Her work has attracted favorable attention. (Accordingly, Dr. Moyo has garnered some harsh criticism as well, such as by Michael Gerson, a former speechwriter for President George W. Bush who is a senior fellow at the Council on Foreign Relations and an advocate of more aid, albeit in a reformed manner.) Economist Moyo also made her case in the Wall Street Journal, saying: “Over the past 60 years at least $1 trillion of development-related aid has been transferred from rich countries to Africa. Yet real per-capita income today is lower than it was in the 1970s, and more than 50% of the population — over 350 million people — live on less than a dollar a day, a figure that has nearly doubled in two decades. Even after the very aggressive debt-relief campaigns in the 1990s, African countries still pay close to $20 billion in debt repayments per annum, a stark reminder that aid is not free.”
As she writes in her book:
With aid’s help, corruption fosters corruption, nations quickly descend into a vicious cycle of aid. Foreign aid props up corrupt governments — providing them with freely usable cash. These corrupt governments interfere with the rule of law, the establishment of transparent civil institutions and the protection of civil liberties, making both domestic and foreign investment in poor countries unattractive. Greater opacity and fewer investments reduce economic growth, which leads to fewer job opportunities and increasing poverty levels. In response to growing poverty, donors give more aid, which continues the downward spiral of poverty.
This is the vicious cycle of aid. The cycle that chokes off desperately needed investment, instills a culture of dependency, and facilitates rampant and systematic corruption, all with deleterious consequences for growth. The cycle that, in fact, perpetuates underdevelopment, and guarantees economic failure in the poorest aid-dependent countries.
The countries that are the worst off, and the most aid-dependent, have been averaging minus 0.2 percent growth annually for three decades.
In the face of all of this evidence, many liberals (and “compassionate” alleged conservatives) have decided the answer is to have the United States and other Western governments step up their subsidies to those countries that have instituted reforms deemed appropriate to qualify for assistance. This was the rationale behind the creation of the Bush administration’s Millennium Challenge Corporation (which, despite its name, is a government agency). Gerson, above, is such a promoter.

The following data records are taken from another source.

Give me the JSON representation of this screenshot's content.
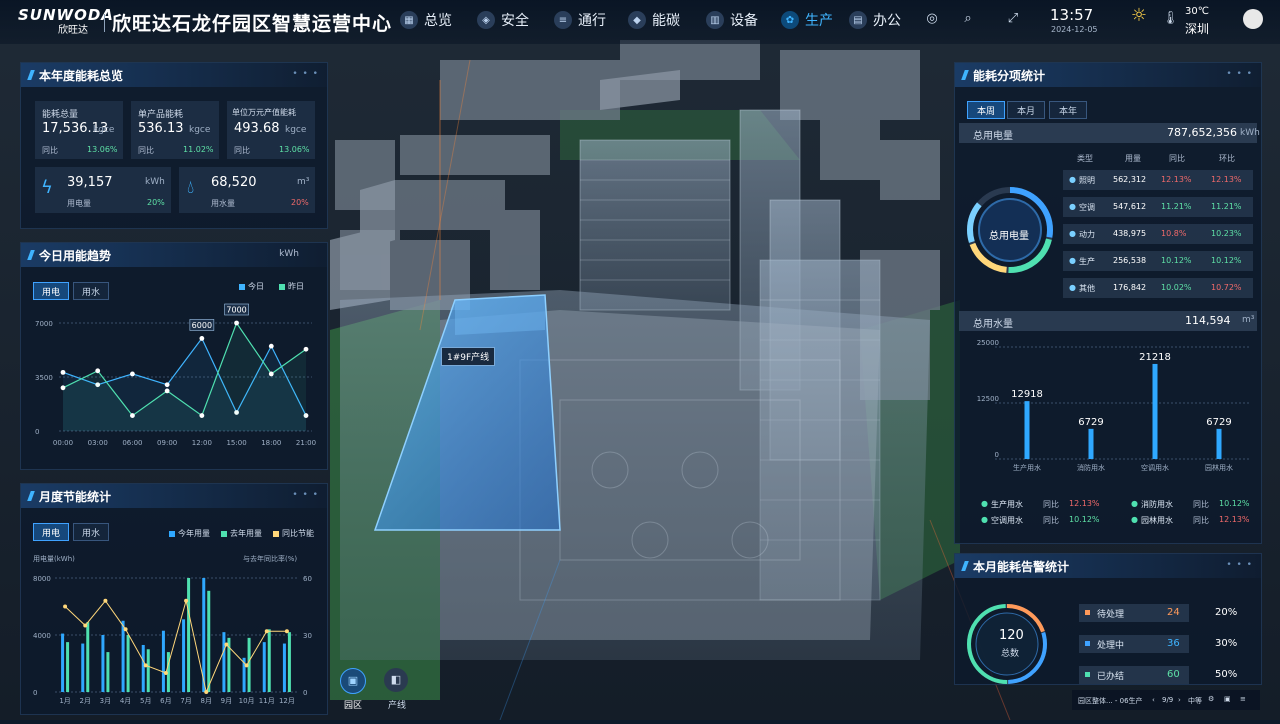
{
  "header": {
    "brand": "SUNWODA",
    "brand_sub": "欣旺达",
    "title": "欣旺达石龙仔园区智慧运营中心",
    "nav": [
      {
        "label": "总览",
        "icon": "grid-icon"
      },
      {
        "label": "安全",
        "icon": "shield-icon"
      },
      {
        "label": "通行",
        "icon": "gate-icon"
      },
      {
        "label": "能碳",
        "icon": "leaf-icon"
      },
      {
        "label": "设备",
        "icon": "device-icon"
      },
      {
        "label": "生产",
        "icon": "gear-icon",
        "active": true
      },
      {
        "label": "办公",
        "icon": "office-icon"
      }
    ],
    "time": "13:57",
    "date": "2024-12-05",
    "temperature": "30℃",
    "city": "深圳"
  },
  "energy_overview": {
    "title": "本年度能耗总览",
    "cards": [
      {
        "label": "能耗总量",
        "value": "17,536.13",
        "unit": "kgce",
        "compare_label": "同比",
        "compare": "13.06%"
      },
      {
        "label": "单产品能耗",
        "value": "536.13",
        "unit": "kgce",
        "compare_label": "同比",
        "compare": "11.02%"
      },
      {
        "label": "单位万元产值能耗",
        "value": "493.68",
        "unit": "kgce",
        "compare_label": "同比",
        "compare": "13.06%"
      }
    ],
    "electricity": {
      "value": "39,157",
      "unit": "kWh",
      "label": "用电量",
      "change": "20%"
    },
    "water": {
      "value": "68,520",
      "unit": "m³",
      "label": "用水量",
      "change": "20%"
    }
  },
  "daily_trend": {
    "title": "今日用能趋势",
    "unit": "kWh",
    "tabs": [
      "用电",
      "用水"
    ],
    "legend": [
      "今日",
      "昨日"
    ],
    "callouts": [
      "6000",
      "7000"
    ]
  },
  "monthly_saving": {
    "title": "月度节能统计",
    "tabs": [
      "用电",
      "用水"
    ],
    "legend": [
      "今年用量",
      "去年用量",
      "同比节能"
    ],
    "left_axis_label": "用电量(kWh)",
    "right_axis_label": "与去年同比率(%)"
  },
  "building_label": "1#9F产线",
  "bottom_nav": [
    {
      "label": "园区",
      "icon": "park-icon"
    },
    {
      "label": "产线",
      "icon": "line-icon"
    }
  ],
  "energy_breakdown": {
    "title": "能耗分项统计",
    "tabs": [
      "本周",
      "本月",
      "本年"
    ],
    "total_electricity_label": "总用电量",
    "total_electricity": "787,652,356",
    "total_electricity_unit": "kWh",
    "ring_label": "总用电量",
    "table_headers": [
      "类型",
      "用量",
      "同比",
      "环比"
    ],
    "rows": [
      {
        "name": "照明",
        "usage": "562,312",
        "yoy": "12.13%",
        "mom": "12.13%"
      },
      {
        "name": "空调",
        "usage": "547,612",
        "yoy": "11.21%",
        "mom": "11.21%"
      },
      {
        "name": "动力",
        "usage": "438,975",
        "yoy": "10.8%",
        "mom": "10.23%"
      },
      {
        "name": "生产",
        "usage": "256,538",
        "yoy": "10.12%",
        "mom": "10.12%"
      },
      {
        "name": "其他",
        "usage": "176,842",
        "yoy": "10.02%",
        "mom": "10.72%"
      }
    ],
    "total_water_label": "总用水量",
    "total_water": "114,594",
    "total_water_unit": "m³",
    "water_bottom": [
      {
        "name": "生产用水",
        "label": "同比",
        "value": "12.13%"
      },
      {
        "name": "消防用水",
        "label": "同比",
        "value": "10.12%"
      },
      {
        "name": "空调用水",
        "label": "同比",
        "value": "10.12%"
      },
      {
        "name": "园林用水",
        "label": "同比",
        "value": "12.13%"
      }
    ]
  },
  "alarm_stats": {
    "title": "本月能耗告警统计",
    "total": "120",
    "total_label": "总数",
    "items": [
      {
        "label": "待处理",
        "count": "24",
        "pct": "20%"
      },
      {
        "label": "处理中",
        "count": "36",
        "pct": "30%"
      },
      {
        "label": "已办结",
        "count": "60",
        "pct": "50%"
      }
    ]
  },
  "bottom_bar": {
    "breadcrumb": "园区整体... - 06生产",
    "page": "9/9",
    "mode": "中等"
  },
  "chart_data": [
    {
      "type": "line",
      "categories": [
        "00:00",
        "03:00",
        "06:00",
        "09:00",
        "12:00",
        "15:00",
        "18:00",
        "21:00"
      ],
      "series": [
        {
          "name": "今日",
          "values": [
            3800,
            3000,
            3700,
            3000,
            6000,
            1200,
            5500,
            1000
          ],
          "color": "#3fb4ff"
        },
        {
          "name": "昨日",
          "values": [
            2800,
            3900,
            1000,
            2600,
            1000,
            7000,
            3700,
            5300
          ],
          "color": "#4fe0b0"
        }
      ],
      "xlabel": "",
      "ylabel": "",
      "y_ticks": [
        "0",
        "3500",
        "7000"
      ],
      "ylim": [
        0,
        7000
      ],
      "grid": true
    },
    {
      "type": "bar",
      "categories": [
        "1月",
        "2月",
        "3月",
        "4月",
        "5月",
        "6月",
        "7月",
        "8月",
        "9月",
        "10月",
        "11月",
        "12月"
      ],
      "series": [
        {
          "name": "今年用量",
          "values": [
            4100,
            3400,
            4000,
            5000,
            3300,
            4300,
            5100,
            8000,
            4200,
            2400,
            3500,
            3400
          ],
          "color": "#2fa8ff"
        },
        {
          "name": "去年用量",
          "values": [
            3500,
            4900,
            2800,
            4000,
            3000,
            2800,
            8000,
            7100,
            3800,
            3800,
            4400,
            4200
          ],
          "color": "#4fe0b0"
        }
      ],
      "line_series": {
        "name": "同比节能",
        "values": [
          45,
          35,
          48,
          33,
          14,
          10,
          48,
          0,
          25,
          14,
          32,
          32
        ],
        "color": "#ffd77a"
      },
      "y_ticks": [
        "0",
        "4000",
        "8000"
      ],
      "y_right_ticks": [
        "0",
        "30",
        "60"
      ],
      "ylim": [
        0,
        8000
      ],
      "y_right_lim": [
        0,
        60
      ],
      "grid": true
    },
    {
      "type": "bar",
      "categories": [
        "生产用水",
        "消防用水",
        "空调用水",
        "园林用水"
      ],
      "values": [
        12918,
        6729,
        21218,
        6729
      ],
      "y_ticks": [
        "0",
        "12500",
        "25000"
      ],
      "ylim": [
        0,
        25000
      ],
      "grid": true
    }
  ]
}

The Cato Institute, among others, isn’t buying that sales pitch. For good reason. As Ian Vasquez of Cato observes, “The most obvious problem with that program is that it is based on a conceptual flaw: countries that are implementing the right policies for growth, and therefore do not need foreign aid, will be receiving aid. In practice, the effectiveness of such selective aid has been questioned by a recent IMF [International Monetary Fund] review that found ‘no evidence that aid works better in better policy or geographical environments, or that certain forms of aid work better than others.’”
When governments are hurting the poorest and most vulnerable people in the world, the most humane policy is to stop doing that — not to find another way that simply leaves scars in different places and enriches a new crew of pen-pushing bureaucrats and power-hungry despots.